Der 1. Brief

Hi Ester

Heute traf Dein Brief ein, ein nebliger und kalter Tag. Deshalb freute ich mich besonders um eine Ablenkung von den Zuständen draussen.

Dein Schreiben hat eine Saite in mir zum Klingen gebracht, welche ich nun nicht mehr ignorieren kann. Gewehrt habe ich mich lange. Der Realität ins Gesicht zu schauen, ist nicht einfach. Nun, fangen wir also an.

Seit einiger Zeit gibt es am Horizont Anzeichen dafür, dass sich eine grundlegende Veränderung in unserer Gesellschaft anbahnt. Eine der Veränderungen betrifft unsere Beziehung zur bezahlten Arbeit. Die stattfindenden, technischen Fortschritte hast Du ja sehr schön in Deinem Brief beschrieben.

Wie sich diese Fortschritte (und da geht es ja unter anderem auch um künstliche Intelligenz, Deep Learning etc.) entwickeln und wie der zeitliche Ablauf für deren Einsatz sein wird, möchte ich Dir, wenigstens aus meiner Sicht, kurz schildern.

Einige Mitmenschen, welche von den Veränderungen, wenigstens teilweise, Kenntnis genommen haben, verfallen leider in eine Dystopie (Anmerkung: Eine Dystopie, auch Antiutopie genannt, ist ein Gegenbild zur positiven Utopie, der Eutopie, und ist in der Literaturwissenschaft eine fiktionale, in der Zukunft spielende Erzählung mit negativem Ausgang). Andere wiederum sind fast über-euphorisch und sehen nur die positiven Aspekte. Ich denke, es werden beide Positionen in gewisser Hinsicht ihren Anteil an der Wahrheit haben. Aber was wichtiger ist, der Zeitpunkt ist Jetzt, nicht morgen, nicht in 5 bis 10 Jahren, sondern Jetzt.

Was mich deshalb sehr verstört, ist die fast absolute Ignoranz unserer Regierung, auf die bevorstehenden Veränderungen angemessen zu reagieren. Es sieht so aus, als wäre man sich nicht klar darüber, wie gross und umfassend sich die kommenden Ereignisse in unserer Gesellschaft auswirken werden. Eines dieser Ereignisse wird, wie bereits angedeutet, den Arbeitsmarkt betreffen. Wenn fast die Hälfte der arbeitenden Bevölkerung ohne bezahlte Beschäftigung dastehen wird, also kein Einkommen mehr hat, ist dies eine Katastrophe. Und ich denke nicht, dass die Arbeitslosenkassen genügend Mittel zur Verfügung haben, um uns über längere Zeit zu unterstützen. Geschweige denn die Sozialämter, nach der Aussteuerung.

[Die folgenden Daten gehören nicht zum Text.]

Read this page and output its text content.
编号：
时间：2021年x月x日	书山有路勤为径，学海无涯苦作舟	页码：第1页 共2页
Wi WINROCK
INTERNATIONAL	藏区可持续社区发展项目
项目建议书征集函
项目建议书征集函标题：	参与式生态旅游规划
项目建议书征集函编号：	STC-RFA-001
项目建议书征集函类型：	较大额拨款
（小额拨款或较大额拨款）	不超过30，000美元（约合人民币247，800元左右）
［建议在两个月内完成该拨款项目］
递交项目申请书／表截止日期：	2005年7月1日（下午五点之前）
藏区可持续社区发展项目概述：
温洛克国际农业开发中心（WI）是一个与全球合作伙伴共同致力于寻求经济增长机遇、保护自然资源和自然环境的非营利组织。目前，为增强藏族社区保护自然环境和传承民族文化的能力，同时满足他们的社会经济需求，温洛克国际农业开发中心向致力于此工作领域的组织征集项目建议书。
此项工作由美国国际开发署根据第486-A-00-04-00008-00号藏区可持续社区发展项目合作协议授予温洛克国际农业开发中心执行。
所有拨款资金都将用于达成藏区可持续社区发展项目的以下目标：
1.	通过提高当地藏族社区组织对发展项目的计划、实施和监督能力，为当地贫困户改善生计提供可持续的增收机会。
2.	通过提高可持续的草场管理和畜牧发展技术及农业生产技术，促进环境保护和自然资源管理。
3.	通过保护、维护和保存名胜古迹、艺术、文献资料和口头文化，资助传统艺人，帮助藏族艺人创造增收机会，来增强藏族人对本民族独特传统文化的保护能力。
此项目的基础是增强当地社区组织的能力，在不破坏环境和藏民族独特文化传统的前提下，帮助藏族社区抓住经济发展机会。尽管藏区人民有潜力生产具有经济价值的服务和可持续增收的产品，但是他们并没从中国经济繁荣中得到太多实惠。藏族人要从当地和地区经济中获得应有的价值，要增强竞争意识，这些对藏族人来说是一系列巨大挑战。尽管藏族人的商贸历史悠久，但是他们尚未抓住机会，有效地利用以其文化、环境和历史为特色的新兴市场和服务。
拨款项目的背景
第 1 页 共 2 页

Die Frage stellt sich deshalb, weshalb die Regierung nichts tut, so als wäre sie gelähmt? Möglicherweise hat es damit zu tun, dass sie mit den Tagesgeschäften so sehr absorbiert ist, dass kein Platz für eine ‚Schau über den Tellerrand hinaus‘ mehr möglich ist?

Denn es gibt ja noch einen weiteren sehr wichtigen Aspekt bei den kommenden Veränderungen und das ist die Ausbildung unserer Kinder und Jugendlichen. Wenn diese nicht ganz schnell eine neue Art von Bildung erhalten, wird es für sie bereits zu spät sein. Denn das momentane Bildungssystem ist klar auf die Bedürfnisse der heutigen Wirtschaft ausgerichtet und bereitet in keiner Weise auf die Herausforderungen der nahen Zukunft vor.

Du siehst also, Ester, es ist schwierig und nicht schön, über diese Dinge zu schreiben. Dinge welche uns als Gesellschaft insgesamt betreffen und sehr bald einen Einfluss auf unser tägliches Leben haben werden.

Mein Gefühl entspricht dem heutigen Tag draussen: kalt und neblig.

Ich freue mich auf Deine Antwort und grüsse Dich herzlich.